Os tratados constituem as bases jurídicas da legislação da UE, constituindo o chamado direito primário. De seus princípios e objetivos derivam regulamentos, diretivas, recomendações e pareceres. “Uma diretiva é um ato legislativo que fixa um objetivo geral que todos os países da UE devem alcançar”, conforme site oficial da UE , uma vez que carrega em si o consenso europeu sobre um determinado assunto. Para tanto, cada país elabora sua própria legislação visando transpor a diretiva para o direito nacional.
A aprovação de uma diretiva perpassa o rito do processo legislativo ordinário, no qual o Parlamento Europeu legisla conjuntamente em em paridade com o Conselho e, no que tange a tomada de decisão, para o quorum de votação é exigido maioria de 55 % na maior parte dos casos, mas 72 % em alguns casos.
Tramitação da Diretiva sobre direitos do autor no mercado único digital
A Comissão Europeia propôs a diretiva em setembro de 2016. Em julho de 2018 o Parlamento Europeu rejeitou uma versão preliminar em razão dos artigos 11 e 13, entretanto, após reformulações e diversas emendas ao texto proposto (conforme comparação disponibilizada aqui), em setembro de 2018 o Parlamento Europeu aprovou o texto normativo, em Estrasburgo, por um placar de 438 contra 226, constando 39 abstenções. Ainda é necessária a aprovação da diretiva na Comissão Europeia, a qual estava prevista para janeiro de 2019.

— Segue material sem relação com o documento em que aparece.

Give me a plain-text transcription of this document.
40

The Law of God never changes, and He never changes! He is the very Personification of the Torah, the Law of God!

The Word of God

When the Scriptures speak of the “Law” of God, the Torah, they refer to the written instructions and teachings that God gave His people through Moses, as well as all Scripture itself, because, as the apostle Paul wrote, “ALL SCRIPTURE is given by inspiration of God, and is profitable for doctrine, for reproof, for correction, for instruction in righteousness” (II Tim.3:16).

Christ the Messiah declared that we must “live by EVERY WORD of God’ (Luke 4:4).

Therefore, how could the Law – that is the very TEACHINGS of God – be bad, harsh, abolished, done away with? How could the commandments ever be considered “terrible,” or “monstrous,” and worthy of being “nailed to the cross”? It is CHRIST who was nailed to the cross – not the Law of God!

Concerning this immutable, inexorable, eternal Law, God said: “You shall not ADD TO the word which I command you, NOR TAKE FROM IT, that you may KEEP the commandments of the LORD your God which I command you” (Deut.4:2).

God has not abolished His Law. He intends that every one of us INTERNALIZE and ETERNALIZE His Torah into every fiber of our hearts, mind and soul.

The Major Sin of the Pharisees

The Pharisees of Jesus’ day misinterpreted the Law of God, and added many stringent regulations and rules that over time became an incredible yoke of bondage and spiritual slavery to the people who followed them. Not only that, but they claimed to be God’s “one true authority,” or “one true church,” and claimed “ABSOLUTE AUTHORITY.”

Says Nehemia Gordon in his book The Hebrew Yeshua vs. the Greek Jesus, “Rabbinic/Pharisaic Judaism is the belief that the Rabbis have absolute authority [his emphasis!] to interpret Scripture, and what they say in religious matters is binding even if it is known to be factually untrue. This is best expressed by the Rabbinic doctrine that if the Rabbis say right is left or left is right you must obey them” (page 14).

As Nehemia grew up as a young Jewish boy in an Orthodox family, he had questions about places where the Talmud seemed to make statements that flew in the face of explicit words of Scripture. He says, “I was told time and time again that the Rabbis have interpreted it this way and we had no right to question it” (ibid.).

Entretanto, no dia 18 de janeiro as discussões finais foram canceladas por ter encontrado resistência de 11 países da União Europeia. Segundo Julia Reda – do Partido Pirata da Alemanha -, Itália, Polônia, Suécia, Croácia, Luxemburgo e Portugal se juntaram a Alemanha, Bélgica, Holanda, Finlândia e Eslovênia contra a norma. Portanto, atualmente os debates parlamentares estão paralisados.
A diretiva pretende regrar o uso e o compartilhamento de conteúdos protegidos por esse direito em um contexto digital e como justificativa para sua elaboração constam o interesse em estimular a criatividade, inovação e integração no mercado interno, a fim de evitar a fragmentação no setor e trazer o patrimônio cultural comum europeu para primeiro plano, conforme Considerando 2 do texto legal e de acordo com o artigo 167.º, n.º 4, do Tratado sobre o Funcionamento da União Europeia.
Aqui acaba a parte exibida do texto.